No Brasil, a presença masculina é maior em municípios específicos, normalmente menores e com determinadas atividades econômicas. Estudo baseado no espaço do colunista do Estadão, explicando por que algumas cidades destoam da tendência nacional.
Entre os casos mais marcantes estão municípios de São Paulo como Balbinos e Lavínia, onde há mais homens. A concentração ocorre porque grande parte da população masculina está encarcerada em presídios da região.
Fora desse cenário de penitenciárias, há cidades em Pará, Mato Grosso e Tocantins com dominância masculina por atividades econômicas.

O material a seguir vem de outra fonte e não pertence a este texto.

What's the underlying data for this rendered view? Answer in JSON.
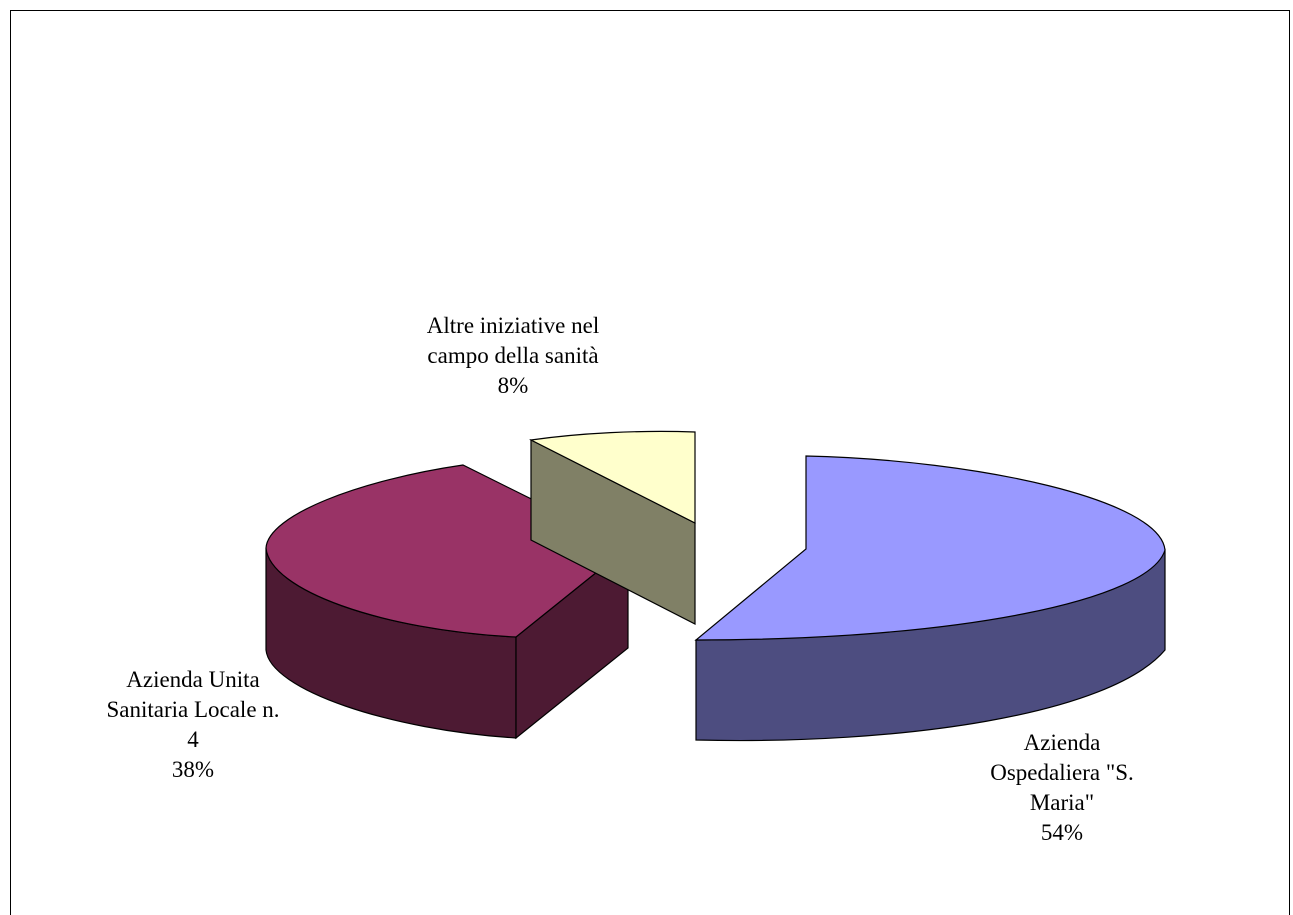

Recuso, município forte na pecuária, atrai mão de obra masculina via grande criação de gado.
Comaru do Norte, no Pará, destaca-se pela presença agropecuária aliada a garimpo de ouro e manganês, referências históricas de Serra Pelada. Nessas regiões, trabalhadores masculinos migraram em busca de oportunidades.
Contexto sobre as tendências demográficas
Em muitos municípios grandes, a proporção de mulheres supera a de homens. A diferença existe em todas as faixas etárias, exceto nas fases mais avançadas da vida.
A explicação envolve mortalidade: homens tendem a morrer mais cedo, devido a violência, acidentes e doenças. Em bebês e crianças, a diferença já aparece, com maior mortalidade masculina.
Em municípios com atividades garimpeiras, agropecuárias ou instalações prisionais, observa-se maior participação masculina. Em algumas áreas, a presença de homens pode chegar a 55% da população.
Em cidades grandes, a participação masculina raramente supera 50%. Em Balbinos, Lavínia e distritos com prisões, a participação tem registrado piscas de 60% a 80% em determinados momentos.